By Victoria Cavaliere
LOS ANGELES (Reuters) - Two wildfires burning in parched forestland east of Los Angeles were threatening thousands of structures on Friday as crews battled to contain the blazes before shifts in the wind push them into new territory, officials said.
Mandatory evacuation orders for about a half-dozen communities in the San Bernardino National Forest remained in effect on Friday, according to the U.S. Forest Service.
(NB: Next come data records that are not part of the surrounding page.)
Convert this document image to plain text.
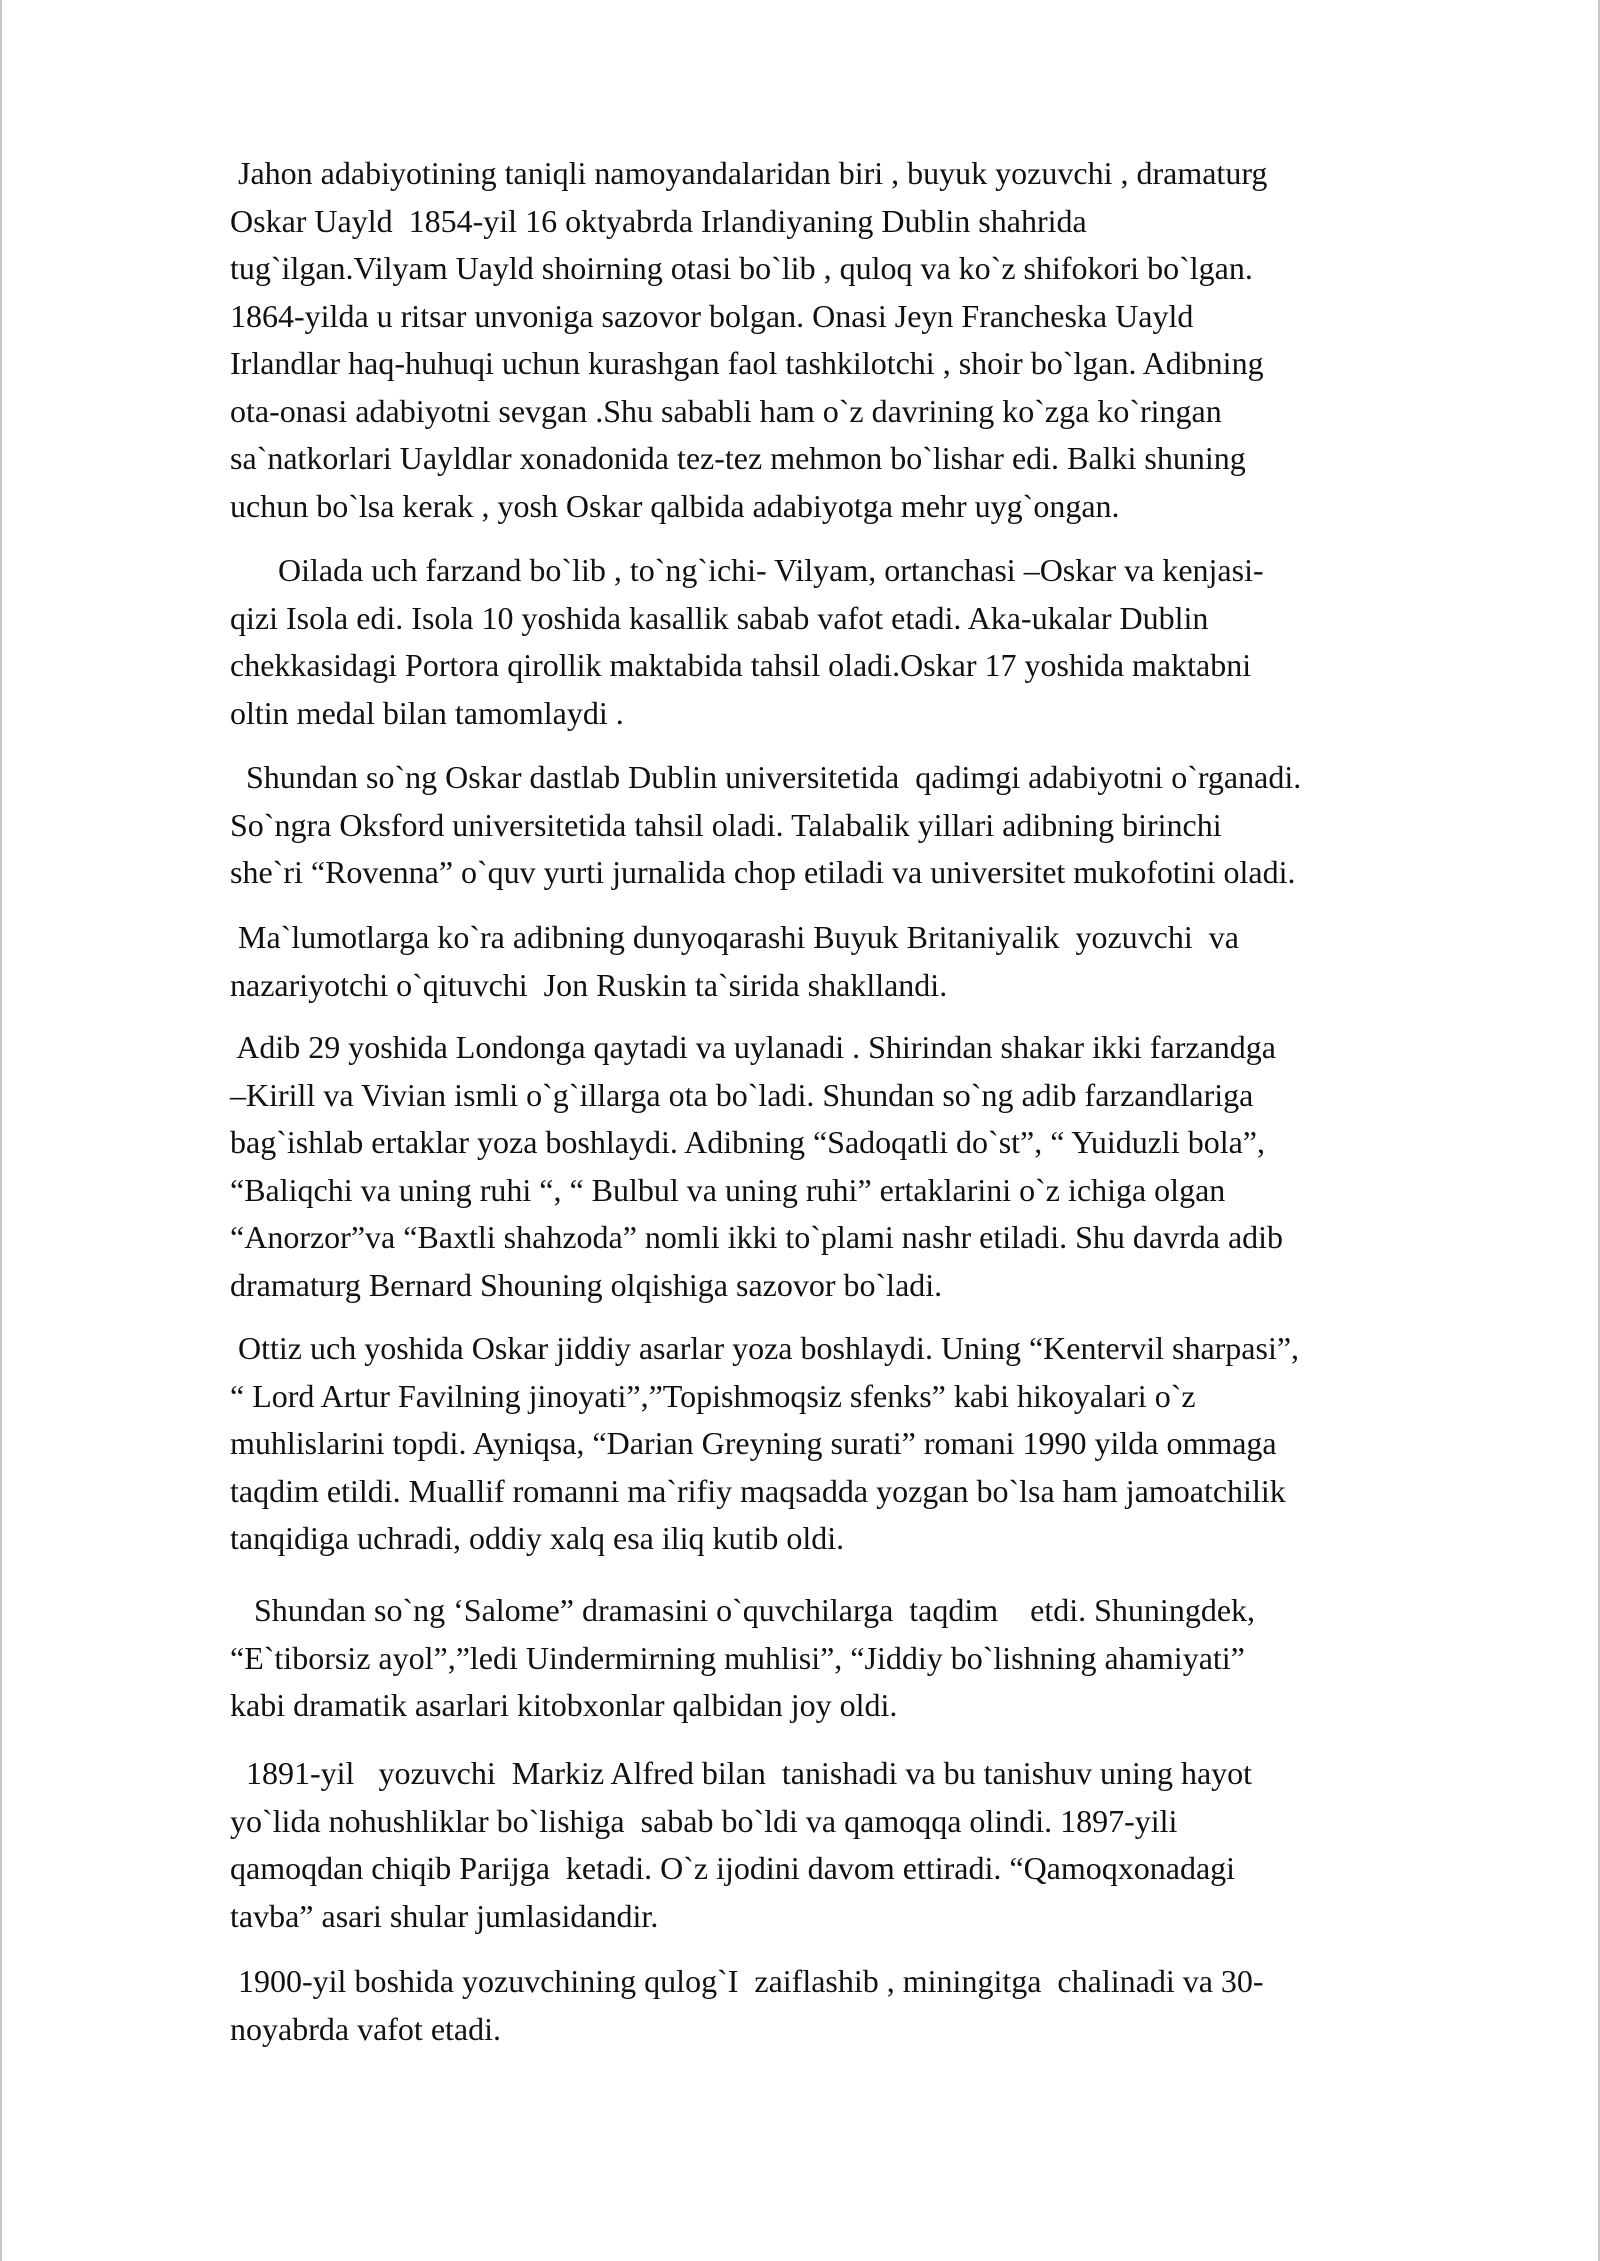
Jahon adabiyotining taniqli namoyandalaridan biri , buyuk yozuvchi , dramaturg
Oskar Uayld  1854-yil 16 oktyabrda Irlandiyaning Dublin shahrida
tug`ilgan.Vilyam Uayld shoirning otasi bo`lib , quloq va ko`z shifokori bo`lgan.
1864-yilda u ritsar unvoniga sazovor bolgan. Onasi Jeyn Francheska Uayld
Irlandlar haq-huhuqi uchun kurashgan faol tashkilotchi , shoir bo`lgan. Adibning
ota-onasi adabiyotni sevgan .Shu sababli ham o`z davrining ko`zga ko`ringan
sa`natkorlari Uayldlar xonadonida tez-tez mehmon bo`lishar edi. Balki shuning
uchun bo`lsa kerak , yosh Oskar qalbida adabiyotga mehr uyg`ongan.

Oilada uch farzand bo`lib , to`ng`ichi- Vilyam, ortanchasi –Oskar va kenjasi-
qizi Isola edi. Isola 10 yoshida kasallik sabab vafot etadi. Aka-ukalar Dublin
chekkasidagi Portora qirollik maktabida tahsil oladi.Oskar 17 yoshida maktabni
oltin medal bilan tamomlaydi .

Shundan so`ng Oskar dastlab Dublin universitetida  qadimgi adabiyotni o`rganadi.
So`ngra Oksford universitetida tahsil oladi. Talabalik yillari adibning birinchi
she`ri “Rovenna” o`quv yurti jurnalida chop etiladi va universitet mukofotini oladi.

Ma`lumotlarga ko`ra adibning dunyoqarashi Buyuk Britaniyalik  yozuvchi  va
nazariyotchi o`qituvchi  Jon Ruskin ta`sirida shakllandi.

Adib 29 yoshida Londonga qaytadi va uylanadi . Shirindan shakar ikki farzandga
–Kirill va Vivian ismli o`g`illarga ota bo`ladi. Shundan so`ng adib farzandlariga
bag`ishlab ertaklar yoza boshlaydi. Adibning “Sadoqatli do`st”, “ Yuiduzli bola”,
“Baliqchi va uning ruhi “, “ Bulbul va uning ruhi” ertaklarini o`z ichiga olgan
“Anorzor”va “Baxtli shahzoda” nomli ikki to`plami nashr etiladi. Shu davrda adib
dramaturg Bernard Shouning olqishiga sazovor bo`ladi.

Ottiz uch yoshida Oskar jiddiy asarlar yoza boshlaydi. Uning “Kentervil sharpasi”,
“ Lord Artur Favilning jinoyati”,”Topishmoqsiz sfenks” kabi hikoyalari o`z
muhlislarini topdi. Ayniqsa, “Darian Greyning surati” romani 1990 yilda ommaga
taqdim etildi. Muallif romanni ma`rifiy maqsadda yozgan bo`lsa ham jamoatchilik
tanqidiga uchradi, oddiy xalq esa iliq kutib oldi.

Shundan so`ng ‘Salome” dramasini o`quvchilarga  taqdim    etdi. Shuningdek,
“E`tiborsiz ayol”,”ledi Uindermirning muhlisi”, “Jiddiy bo`lishning ahamiyati”
kabi dramatik asarlari kitobxonlar qalbidan joy oldi.

1891-yil   yozuvchi  Markiz Alfred bilan  tanishadi va bu tanishuv uning hayot
yo`lida nohushliklar bo`lishiga  sabab bo`ldi va qamoqqa olindi. 1897-yili
qamoqdan chiqib Parijga  ketadi. O`z ijodini davom ettiradi. “Qamoqxonadagi
tavba” asari shular jumlasidandir.

1900-yil boshida yozuvchining qulog`I  zaiflashib , miningitga  chalinadi va 30-
noyabrda vafot etadi.
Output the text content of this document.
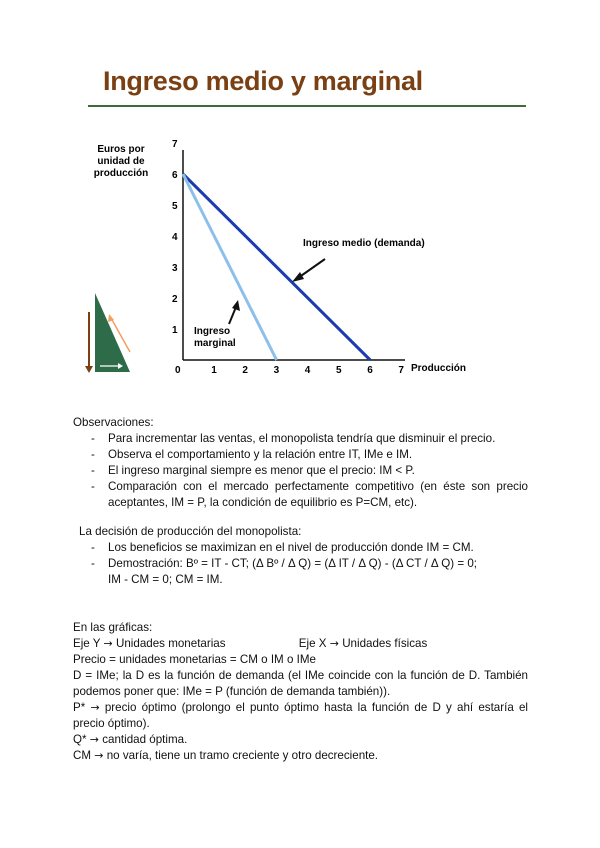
Ingreso medio y marginal
Euros por
unidad de
producción
0	1	2	3	4	5	6	7
1
2
3
4
5
6
7
Producción
Ingreso medio (demanda)
Ingreso
marginal

Observaciones:

- Para incrementar las ventas, el monopolista tendría que disminuir el precio.
- Observa el comportamiento y la relación entre IT, IMe e IM.
- El ingreso marginal siempre es menor que el precio: IM < P.
- Comparación con el mercado perfectamente competitivo (en éste son precio aceptantes, IM = P, la condición de equilibrio es P=CM, etc).

La decisión de producción del monopolista:

- Los beneficios se maximizan en el nivel de producción donde IM = CM.
- Demostración: Bº = IT - CT; (Δ Bº / Δ Q) = (Δ IT / Δ Q) - (Δ CT / Δ Q) = 0;
IM - CM = 0; CM = IM.

En las gráficas:

Eje Y → Unidades monetarias	Eje X → Unidades físicas

Precio = unidades monetarias = CM o IM o IMe

D = IMe; la D es la función de demanda (el IMe coincide con la función de D. También podemos poner que: IMe = P (función de demanda también)).

P* → precio óptimo (prolongo el punto óptimo hasta la función de D y ahí estaría el precio óptimo).

Q* → cantidad óptima.

CM → no varía, tiene un tramo creciente y otro decreciente.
Other evacuation orders could be issued if the fires continued to expand, it said.
The blazes are among hundreds of separate wildfires burning from Alaska to Arizona as the U.S. West enters a wildfire season that experts fear could be especially destructive due to a crippling drought in California and parts of the Southwest and record-low snowpack in the Pacific Northwest.
The larger of the two blazes in Southern California, the Lake fire, had grown to 29,813 acres by early Friday and was 19 percent contained, according to the fire-tracking website InciWeb, which gathers information from multiple agencies.
More than 7,300 homes and structures were threatened and four firefighters have been injured battling the blaze, officials said.
A much smaller fire, the Sterling fire, was burning near the city of San Bernardino, the U.S. Forest Service said.
Work containing that blaze was temporarily halted on Thursday because of a civilian drone aircraft in the area, InciWeb reported. Firefighters have asked that people not operate drones near the fire containment operations.
In Alaska, about 300 separate wildfires were burning across the state, marking an unusually early and busy start to its wildfire season, according to the Alaska Interagency Coordination Center.
Although many of the blazes were sparked in remote forests, some were getting close to populated areas, Alaska fire officials said.
The village of Aniak in the southwestern part of the state asked residents to evacuate because of the heavy layer of smoke from a nearby blaze.
"The fire is getting close to their houses," city manager Megan Leary told the Alaska Dispatch News. "It's really scary stuff."
In Washington state, where record-low snowpack prompted Governor Jay Inslee to declare a statewide drought emergency in May, cooler temperatures and higher humidity levels helped slow the growth of a blaze in the Olympic National Forest, InciWeb reported.
A heat wave forecast from Washington state to New Mexico in coming days will make conditions ripe for new wildfires to erupt, according to forecasting site AccuWeather.